モノ
2020.10.22 THU.
さまざまな思いや願いが込められた「タナカーナ」のモノづくり。
今シーズンよりスタートし、“Timeless,Ageless,Nameless,Artless”をコンセプトに、デイリーユースしやすいウェアを展開している〈Tanacana(タナカーナ)〉。カジュアルウェアを提案する日本のブランド〈アメリカーナ〉のデザイナー・小嶋 浩氏、〈丸紅ファッションリンク〉の庵 誠氏、〈ユナイテッドアローズ グリーンレーベル リラクシング(以下GLR)〉のウィメンズディレクター・田中 安由美氏の3名に、誕生秘話や、アイテムへのこだわり、モノづくりに込めた熱い思いなどを聞きました。
Photo:Keisuke Nakamura
Text:Shoko Matsumoto
ブルーサージコットンと、それぞれのサステナブル。
左からアメリカーナ デザイナーの小嶋 浩さん、ユナイテッドアローズ グリーンレーベル リラクシング ウィメンズディレクターの田中 安由美さん、丸紅ファッションリンク㈱ブランドマーケティング部営業第一課の庵 誠さん。
ー<タナカーナ>誕生に至った経緯を教えてください。
庵:弊社で取り扱っているインドのオーガニックコットン「ブルーサージコットン」を使ってなにかプロジェクトを始められないかと思っていて。それを昨年からお付き合いのあったGLRの田中さんに相談したところ、賛同してくださったんです。そしてもともとお付き合いのあった〈アメリカーナ〉の小嶋さんも紹介して、みんなを巻き込んでいった感じです。

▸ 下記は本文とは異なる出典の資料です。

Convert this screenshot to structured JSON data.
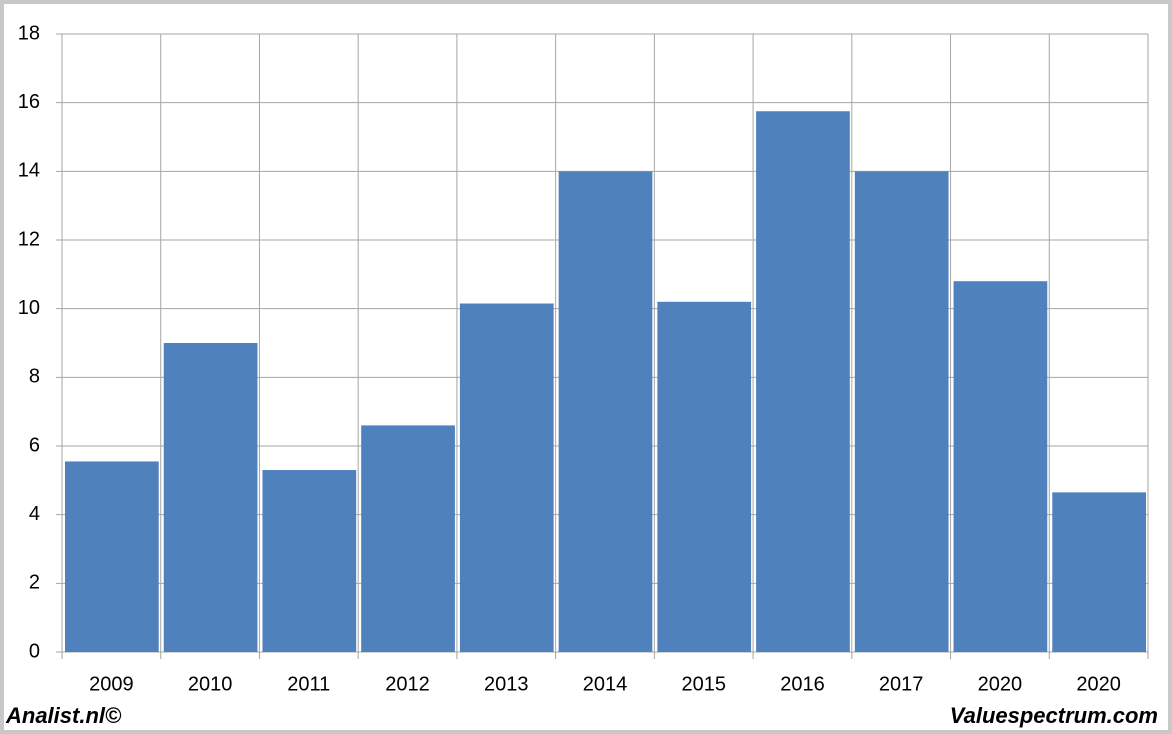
{
  "chart_data": {
    "type": "bar",
    "categories": [
      "2009",
      "2010",
      "2011",
      "2012",
      "2013",
      "2014",
      "2015",
      "2016",
      "2017",
      "2020",
      "2020"
    ],
    "values": [
      5.55,
      9.0,
      5.3,
      6.6,
      10.15,
      14.0,
      10.2,
      15.75,
      14.0,
      10.8,
      4.65
    ],
    "color": "#4f81bd",
    "ylim": [
      0,
      18
    ],
    "yticks": [
      0,
      2,
      4,
      6,
      8,
      10,
      12,
      14,
      16,
      18
    ],
    "grid": true
  },
  "footer": {
    "left": "Analist.nl©",
    "right": "Valuespectrum.com"
  }
}
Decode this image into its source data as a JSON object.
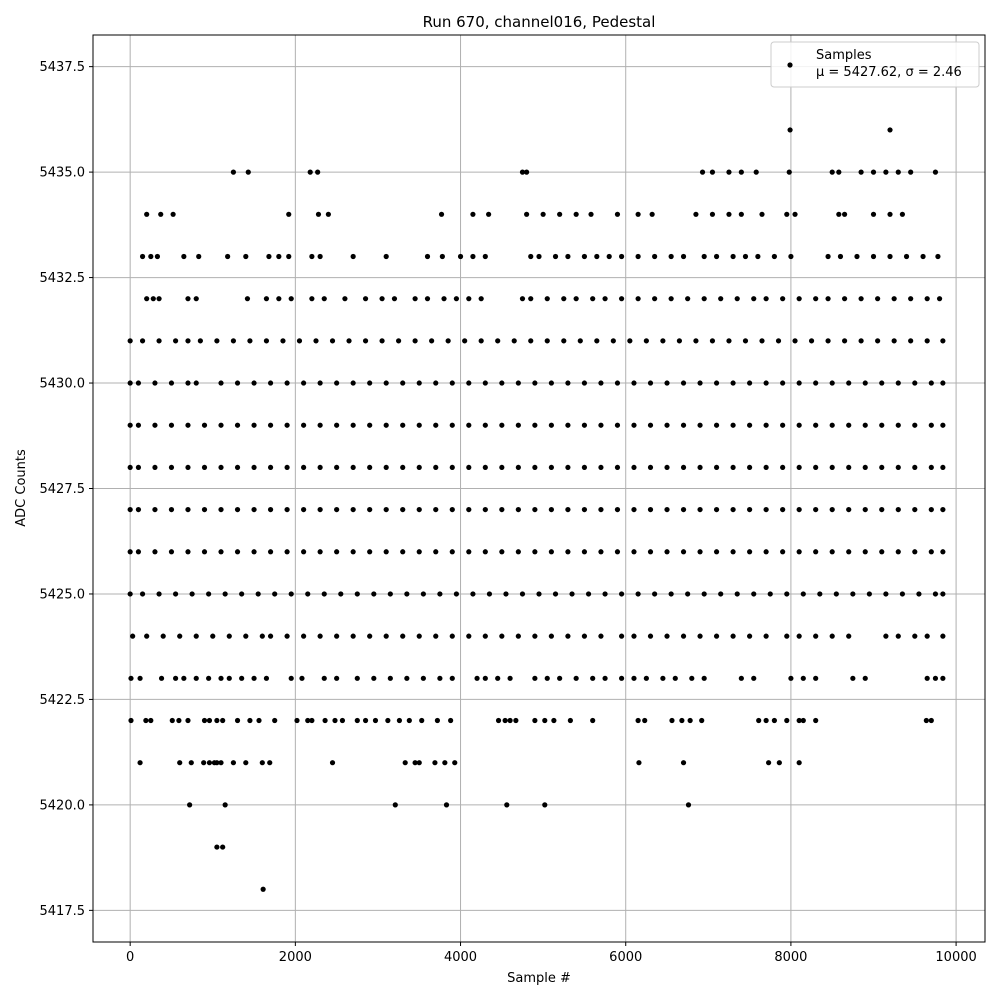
{
  "chart_data": {
    "type": "scatter",
    "title": "Run 670, channel016, Pedestal",
    "xlabel": "Sample #",
    "ylabel": "ADC Counts",
    "xlim": [
      -450,
      10350
    ],
    "ylim": [
      5416.75,
      5438.25
    ],
    "x_ticks": [
      0,
      2000,
      4000,
      6000,
      8000,
      10000
    ],
    "y_ticks": [
      5417.5,
      5420.0,
      5422.5,
      5425.0,
      5427.5,
      5430.0,
      5432.5,
      5435.0,
      5437.5
    ],
    "x_tick_labels": [
      "0",
      "2000",
      "4000",
      "6000",
      "8000",
      "10000"
    ],
    "y_tick_labels": [
      "5417.5",
      "5420.0",
      "5422.5",
      "5425.0",
      "5427.5",
      "5430.0",
      "5432.5",
      "5435.0",
      "5437.5"
    ],
    "grid": true,
    "legend": {
      "position": "top-right",
      "label": "Samples",
      "stats_label": "μ = 5427.62, σ = 2.46"
    },
    "marker_color": "#000000",
    "series": [
      {
        "name": "Samples",
        "mean": 5427.62,
        "sigma": 2.46,
        "sample_count_approx": 9840,
        "levels": [
          {
            "y": 5418,
            "x": [
              1610
            ]
          },
          {
            "y": 5419,
            "x": [
              1050,
              1120
            ]
          },
          {
            "y": 5420,
            "x": [
              720,
              1150,
              3210,
              3830,
              4560,
              5020,
              6760
            ]
          },
          {
            "y": 5421,
            "x": [
              120,
              600,
              740,
              890,
              960,
              1020,
              1050,
              1100,
              1250,
              1400,
              1600,
              1690,
              2450,
              3330,
              3450,
              3500,
              3690,
              3810,
              3930,
              6160,
              6700,
              7730,
              7860,
              8100
            ]
          },
          {
            "y": 5422,
            "x": [
              10,
              190,
              250,
              510,
              590,
              700,
              900,
              960,
              1050,
              1120,
              1300,
              1450,
              1560,
              1750,
              2020,
              2150,
              2200,
              2360,
              2480,
              2570,
              2750,
              2850,
              2970,
              3120,
              3260,
              3380,
              3530,
              3720,
              3880,
              4460,
              4540,
              4600,
              4670,
              4900,
              5020,
              5130,
              5330,
              5600,
              6150,
              6230,
              6560,
              6680,
              6780,
              6920,
              7610,
              7700,
              7800,
              7950,
              8100,
              8150,
              8300,
              9640,
              9700
            ]
          },
          {
            "y": 5423,
            "x": [
              10,
              120,
              380,
              550,
              650,
              800,
              950,
              1100,
              1200,
              1350,
              1500,
              1650,
              1950,
              2080,
              2350,
              2500,
              2750,
              2950,
              3150,
              3350,
              3550,
              3750,
              3900,
              4200,
              4300,
              4450,
              4600,
              4900,
              5050,
              5200,
              5400,
              5600,
              5750,
              5950,
              6100,
              6250,
              6450,
              6600,
              6800,
              6950,
              7400,
              7550,
              8000,
              8150,
              8300,
              8750,
              8900,
              9650,
              9750,
              9840
            ]
          },
          {
            "y": 5424,
            "x": [
              30,
              200,
              400,
              600,
              800,
              1000,
              1200,
              1400,
              1600,
              1700,
              1900,
              2100,
              2300,
              2500,
              2700,
              2900,
              3100,
              3300,
              3500,
              3700,
              3900,
              4100,
              4300,
              4500,
              4700,
              4900,
              5100,
              5300,
              5500,
              5700,
              5950,
              6100,
              6300,
              6500,
              6700,
              6900,
              7100,
              7300,
              7500,
              7700,
              7950,
              8100,
              8300,
              8500,
              8700,
              9150,
              9300,
              9500,
              9650,
              9840
            ]
          },
          {
            "y": 5425,
            "x": [
              0,
              150,
              350,
              550,
              750,
              950,
              1150,
              1350,
              1550,
              1750,
              1950,
              2150,
              2350,
              2550,
              2750,
              2950,
              3150,
              3350,
              3550,
              3750,
              3950,
              4150,
              4350,
              4550,
              4750,
              4950,
              5150,
              5350,
              5550,
              5750,
              5950,
              6150,
              6350,
              6550,
              6750,
              6950,
              7150,
              7350,
              7550,
              7750,
              7950,
              8150,
              8350,
              8550,
              8750,
              8950,
              9150,
              9350,
              9550,
              9750,
              9840
            ]
          },
          {
            "y": 5426,
            "x": [
              0,
              100,
              300,
              500,
              700,
              900,
              1100,
              1300,
              1500,
              1700,
              1900,
              2100,
              2300,
              2500,
              2700,
              2900,
              3100,
              3300,
              3500,
              3700,
              3900,
              4100,
              4300,
              4500,
              4700,
              4900,
              5100,
              5300,
              5500,
              5700,
              5900,
              6100,
              6300,
              6500,
              6700,
              6900,
              7100,
              7300,
              7500,
              7700,
              7900,
              8100,
              8300,
              8500,
              8700,
              8900,
              9100,
              9300,
              9500,
              9700,
              9840
            ]
          },
          {
            "y": 5427,
            "x": [
              0,
              100,
              300,
              500,
              700,
              900,
              1100,
              1300,
              1500,
              1700,
              1900,
              2100,
              2300,
              2500,
              2700,
              2900,
              3100,
              3300,
              3500,
              3700,
              3900,
              4100,
              4300,
              4500,
              4700,
              4900,
              5100,
              5300,
              5500,
              5700,
              5900,
              6100,
              6300,
              6500,
              6700,
              6900,
              7100,
              7300,
              7500,
              7700,
              7900,
              8100,
              8300,
              8500,
              8700,
              8900,
              9100,
              9300,
              9500,
              9700,
              9840
            ]
          },
          {
            "y": 5428,
            "x": [
              0,
              100,
              300,
              500,
              700,
              900,
              1100,
              1300,
              1500,
              1700,
              1900,
              2100,
              2300,
              2500,
              2700,
              2900,
              3100,
              3300,
              3500,
              3700,
              3900,
              4100,
              4300,
              4500,
              4700,
              4900,
              5100,
              5300,
              5500,
              5700,
              5900,
              6100,
              6300,
              6500,
              6700,
              6900,
              7100,
              7300,
              7500,
              7700,
              7900,
              8100,
              8300,
              8500,
              8700,
              8900,
              9100,
              9300,
              9500,
              9700,
              9840
            ]
          },
          {
            "y": 5429,
            "x": [
              0,
              100,
              300,
              500,
              700,
              900,
              1100,
              1300,
              1500,
              1700,
              1900,
              2100,
              2300,
              2500,
              2700,
              2900,
              3100,
              3300,
              3500,
              3700,
              3900,
              4100,
              4300,
              4500,
              4700,
              4900,
              5100,
              5300,
              5500,
              5700,
              5900,
              6100,
              6300,
              6500,
              6700,
              6900,
              7100,
              7300,
              7500,
              7700,
              7900,
              8100,
              8300,
              8500,
              8700,
              8900,
              9100,
              9300,
              9500,
              9700,
              9840
            ]
          },
          {
            "y": 5430,
            "x": [
              0,
              100,
              300,
              500,
              700,
              800,
              1100,
              1300,
              1500,
              1700,
              1900,
              2100,
              2300,
              2500,
              2700,
              2900,
              3100,
              3300,
              3500,
              3700,
              3900,
              4100,
              4300,
              4500,
              4700,
              4900,
              5100,
              5300,
              5500,
              5700,
              5900,
              6100,
              6300,
              6500,
              6700,
              6900,
              7100,
              7300,
              7500,
              7700,
              7900,
              8100,
              8300,
              8500,
              8700,
              8900,
              9100,
              9300,
              9500,
              9700,
              9840
            ]
          },
          {
            "y": 5431,
            "x": [
              0,
              150,
              350,
              550,
              700,
              850,
              1050,
              1250,
              1450,
              1650,
              1850,
              2050,
              2250,
              2450,
              2650,
              2850,
              3050,
              3250,
              3450,
              3650,
              3850,
              4050,
              4250,
              4450,
              4650,
              4850,
              5050,
              5250,
              5450,
              5650,
              5850,
              6050,
              6250,
              6450,
              6650,
              6850,
              7050,
              7250,
              7450,
              7650,
              7850,
              8050,
              8250,
              8450,
              8650,
              8850,
              9050,
              9250,
              9450,
              9650,
              9840
            ]
          },
          {
            "y": 5432,
            "x": [
              200,
              280,
              350,
              700,
              800,
              1420,
              1650,
              1800,
              1950,
              2200,
              2350,
              2600,
              2850,
              3050,
              3200,
              3450,
              3600,
              3800,
              3950,
              4100,
              4250,
              4750,
              4850,
              5050,
              5250,
              5400,
              5600,
              5750,
              5950,
              6150,
              6350,
              6550,
              6750,
              6950,
              7150,
              7350,
              7550,
              7700,
              7900,
              8100,
              8300,
              8450,
              8650,
              8850,
              9050,
              9250,
              9450,
              9650,
              9800
            ]
          },
          {
            "y": 5433,
            "x": [
              150,
              250,
              330,
              650,
              830,
              1180,
              1400,
              1680,
              1800,
              1920,
              2200,
              2300,
              2700,
              3100,
              3600,
              3780,
              4000,
              4150,
              4300,
              4850,
              4950,
              5150,
              5300,
              5500,
              5650,
              5800,
              5950,
              6150,
              6350,
              6550,
              6700,
              6950,
              7100,
              7300,
              7450,
              7600,
              7800,
              8000,
              8450,
              8600,
              8800,
              9000,
              9200,
              9400,
              9600,
              9780
            ]
          },
          {
            "y": 5434,
            "x": [
              200,
              370,
              520,
              1920,
              2280,
              2400,
              3770,
              4150,
              4340,
              4800,
              5000,
              5200,
              5400,
              5580,
              5900,
              6150,
              6320,
              6850,
              7050,
              7250,
              7400,
              7650,
              7950,
              8050,
              8580,
              8650,
              9000,
              9200,
              9350
            ]
          },
          {
            "y": 5435,
            "x": [
              1250,
              1430,
              2180,
              2270,
              4750,
              4800,
              6930,
              7050,
              7250,
              7400,
              7580,
              7980,
              8500,
              8580,
              8850,
              9000,
              9150,
              9300,
              9450,
              9750
            ]
          },
          {
            "y": 5436,
            "x": [
              7990,
              9200
            ]
          }
        ]
      }
    ]
  }
}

田中:ブルーサージコットンを使いたいということを、最初の提案の段階でおっしゃっていました。小嶋さんのほうでも、普段〈アメリカーナ〉で使われてる素材と少しテンションが違って気に入られているという話を聞いていたので楽しみでした。個人的にもブランドとして〈アメリカーナ〉が好きで、他社との別注やビューティ&ユース ユナイテッドアローズの別注を見て、ぜひご一緒したいと思っていました。
小嶋:実は、最初僕は断ろうと思っていたんです。新しいブランドをひとつ追加するような感覚で田中さんのところに提案するんだったら、自分のブランドの展示会の準備もあるし、ありがたいことにほかの別注の話もいただいて時間もなかったし。それにもうひとつブランド追加となると、どうしても僕がやるので、結局同じような提案しかできないんじゃないかと思って自信もありませんでした。でも、そんなときに庵さんが「僕には夢があります」と…。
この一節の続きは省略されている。